Not that the Phillies have a rotation to scoff at. Cliff Lee (0.74 ERA) has been the best in the postseason so far, and he will take the ball in Game One at Yankee Stadium. Following him will be Pedro Martinez, which will undoubtedly bring spontaneous recollections of his violent feuds with the Yankees in years past. Older but still fiesty and unafraid to pitch inside, Pedro could potentially follow Lee with a shutdown performance of his own. But beyond that, it gets hazy — Cole Hamels has been weak and the Phillies haven’t yet tipped their hands as to whether phenom J.A. Happ or Joe Blanton will get the call — or if Lee will work on short rest.
The Phillies showed they can slug with the best of them when they absolutely punished the hapless Dodgers pitchers in the NLCS. In that five-game affair, nearly the entire Phillies lineup was hitting, especially Ryan Howard, the huge lefty. The lineup, simply put, has no holes; pitching around the bottom can come back to hurt when the steady salvo of the middle of the order comes up.
Nonetheless, the Yankees possess the firepower and the moxie to put away the Phillies. While the Yankees can be shut down given good pitching, the sudden emergence of A-Rod as a legitimate postseason hitter should generate enough RBIs and RBI opportunities to give the Bronx Bombers a legitimate top of the order. And while the Phillies are matched up with good starting pitching, the Yankees will be seeing good front-line starters but then a mix of a suspect bullpen and weak starters serving in clean up roles. This lack of continuity in pitching will doom the Phillies.

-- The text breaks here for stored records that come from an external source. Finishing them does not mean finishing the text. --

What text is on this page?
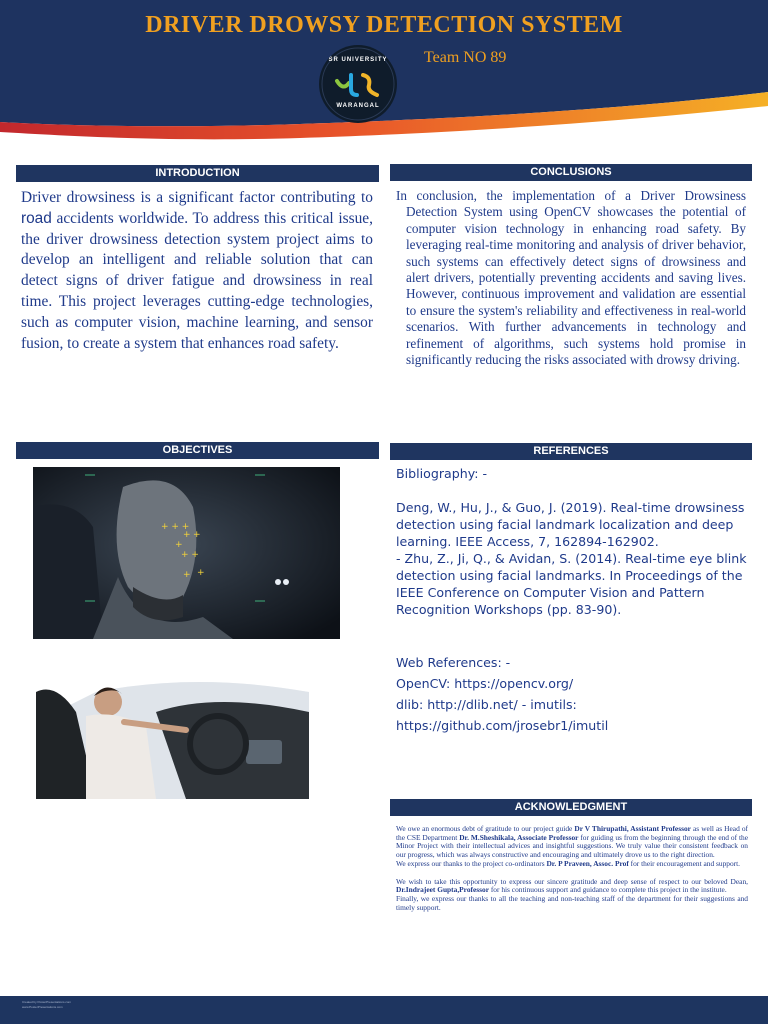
DRIVER DROWSY DETECTION SYSTEM
Team NO 89
SR UNIVERSITY
WARANGAL
INTRODUCTION
Driver drowsiness is a significant factor contributing to road accidents worldwide. To address this critical issue, the driver drowsiness detection system project aims to develop an intelligent and reliable solution that can detect signs of driver fatigue and drowsiness in real time. This project leverages cutting-edge technologies, such as computer vision, machine learning, and sensor fusion, to create a system that enhances road safety.
CONCLUSIONS
In conclusion, the implementation of a Driver Drowsiness Detection System using OpenCV showcases the potential of computer vision technology in enhancing road safety. By leveraging real-time monitoring and analysis of driver behavior, such systems can effectively detect signs of drowsiness and alert drivers, potentially preventing accidents and saving lives. However, continuous improvement and validation are essential to ensure the system's reliability and effectiveness in real-world scenarios. With further advancements in technology and refinement of algorithms, such systems hold promise in significantly reducing the risks associated with drowsy driving.
OBJECTIVES
+ + +
+ +
+
+ +
+ +
REFERENCES

Bibliography: -

Deng, W., Hu, J., & Guo, J. (2019). Real-time drowsiness detection using facial landmark localization and deep learning. IEEE Access, 7, 162894-162902.

- Zhu, Z., Ji, Q., & Avidan, S. (2014). Real-time eye blink detection using facial landmarks. In Proceedings of the IEEE Conference on Computer Vision and Pattern Recognition Workshops (pp. 83-90).

Web References: -

OpenCV: https://opencv.org/

dlib: http://dlib.net/ - imutils:

https://github.com/jrosebr1/imutil

ACKNOWLEDGMENT

We owe an enormous debt of gratitude to our project guide Dr V Thirupathi, Assistant Professor as well as Head of the CSE Department Dr. M.Sheshikala, Associate Professor for guiding us from the beginning through the end of the Minor Project with their intellectual advices and insightful suggestions. We truly value their consistent feedback on our progress, which was always constructive and encouraging and ultimately drove us to the right direction.

We express our thanks to the project co-ordinators Dr. P Praveen, Assoc. Prof for their encouragement and support.

We wish to take this opportunity to express our sincere gratitude and deep sense of respect to our beloved Dean, Dr.Indrajeet Gupta,Professor for his continuous support and guidance to complete this project in the institute.

Finally, we express our thanks to all the teaching and non-teaching staff of the department for their suggestions and timely support.

Created by PosterPresentations.com
www.PosterPresentations.com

The Yankees middle relief has been quite hittable; Joba Chamberlain has lost eight mph off his heater since his days of lore, and Phil Hughes seems to have lost steam. Nevertheless, with the un-hittable Mariano Rivera capable of two innings and starters with enough stamina to go seven, games get increasingly shortened. Thus, the Yankees just need to scrape an inning or two (barring extras) from their middle guys to get by, and that is quite doable.
Both teams match up quite well. Both teams have this experience under their belts; the Phillies having been here last year while the Yankees’ core still remembers the days of their dynasty.
Nevertheless, the Derek Jeters of the Yankee world just have too much of that indubitable, inherent “it” quality to lose this one. Yankees in six.
And for the small market fans out there: just five months to April.